On June 8, 2018, the 7th Circuit affirmed an order of summary judgment on Title VII race discrimination claims, but reversed summary judgment as to hostile work environment race-based workplace harassment claims. Johnson, et al. v. Advocate Health and Hospitals Corp., No. 16-3848 (7th Cir. 6/8/2018). The plaintiffs claimed that they were treated unfairly based on their race. The district court granted the defendant’s motion for summary judgment, finding that the plaintiffs failed to offer evidence necessary to support their claims. The 7th Circuit agreed with the district court on all issues except the hostile work environment claims. Despite doing away with the separate direct and indirect evidence tests and convincing mosaics, the 7th Circuit still uses the traditional McDonnell Douglas burden-shifting evidentiary framework for evaluating employment discrimination claims. Under McDonnell Douglas, a court considers whether the plaintiffs: (1) are members of a protected class; (2) performed reasonably on the job in accordance with their employer’s legitimate expectations; (3) were subjected to adverse employment action despite their reasonable performance; and (4) similarly situated employees outside of the protected class were treated more favorably by the employer.

Plaintiffs claimed that they were paid less than white employees because of their race. However, to succeed on their pay disparity claims, the plaintiffs were required to produce evidence that similarly situated non-African-American employees were treated more favorably. Similarly situated means directly comparable in all material respects. The proposed comparator employee does not have to be identical in every conceivable way. The similarly-situated inquiry is flexible, common-sense, and factual. The question is whether there are enough common features between the employees to allow a meaningful comparison. Significant factors include whether the employees being compared: (1) were supervised by the same person; (2) were subject to the same standards; and (3) engaged in similar conduct or misconduct without differentiating or mitigating circumstances that would distinguish their conduct or the employer’s treatment of them. The plaintiffs in this case failed to meet their burden to offer relevant evidence on these facts and therefore could not sustain their pay discrimination claims.
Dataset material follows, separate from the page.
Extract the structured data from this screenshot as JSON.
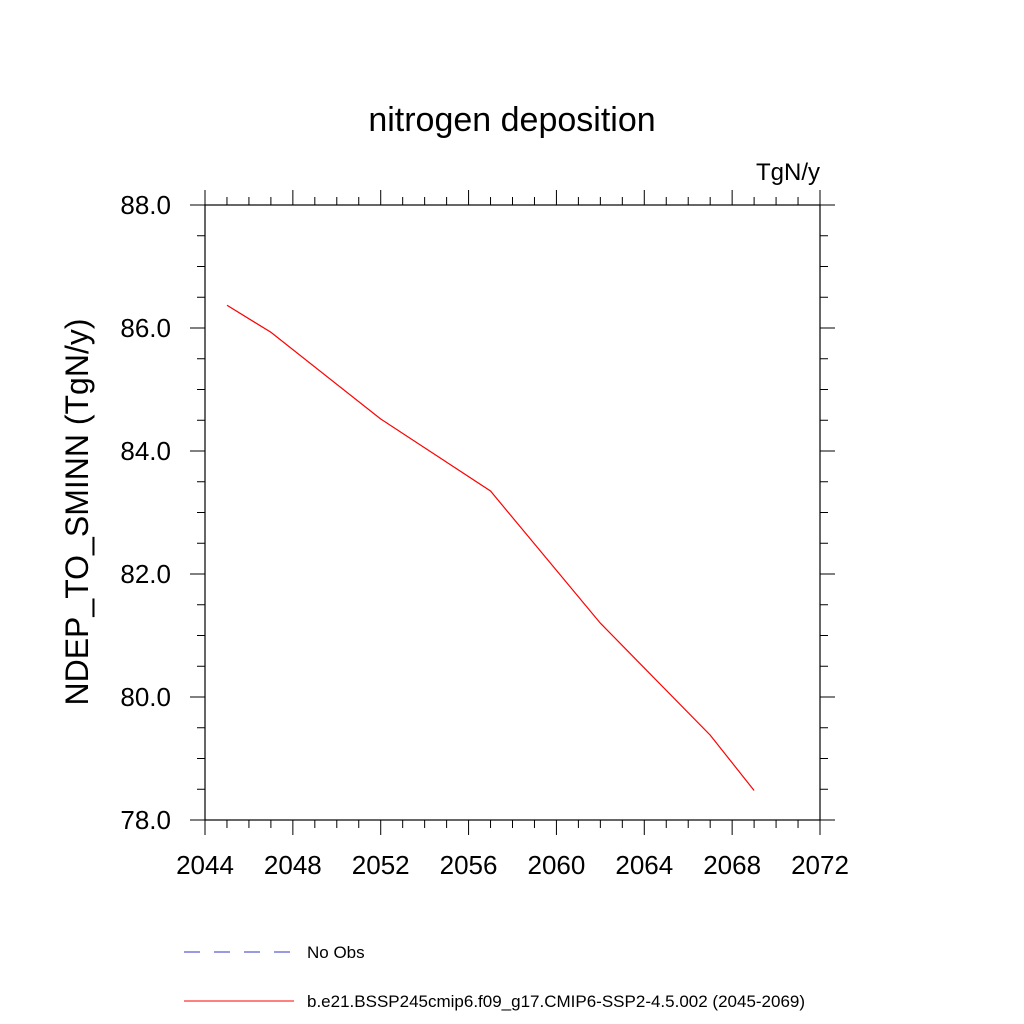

Plaintiff also alleged failure to promote claims. However, they failed to establish the requisite element that similarly situated non-African-American employees were treated more favorably by the employer in regard to promotions. The lack of a relevant comparator also doomed the plaintiffs’ disparate termination claims since once again, they failed to offer any admissible evidence that similarly situated white employees were treated more favorably. The plaintiffs’ claims that they were assigned more strenuous, less desirably tasks on account of their race also failed for the same reason.

However, the 7th Circuit reached a different result on the plaintiffs’ workplace harassment hostile work environment claims. To state a claim for discrimination based on a hostile work environment, the plaintiffs must establish that: (1) they were subject to unwelcome harassment; (2) the harassment was based on their race; (3) the harassment was so severe or pervasive as to alter the conditions of employment and create a hostile or abusive working environment; and (4) there is a basis for employer liability. The conduct alleged must be sufficiently severe or pervasive to alter the conditions of employment, which depends on the severity of the discriminatory conduct, its frequency, whether it is physically threatening or humiliating, and whether it unreasonably interferes with an employee’s work performance. The legal standard for sufficiently severe or pervasive so as to affect the terms and conditions of employment “…is a far cry from hellish.” The 7th Circuit found that the plaintiffs’ evidence of harassment–a whole litany of alleged racial slurs made directly to the plaintiffs and other employees at the workplace–was sufficient to create triable issues of material fact precluding summary judgment on the harassment claims. Thus, the 7th Circuit reversed the district court’s grant of summary judgment on the hostile work environment claims based on the racially derogatory language.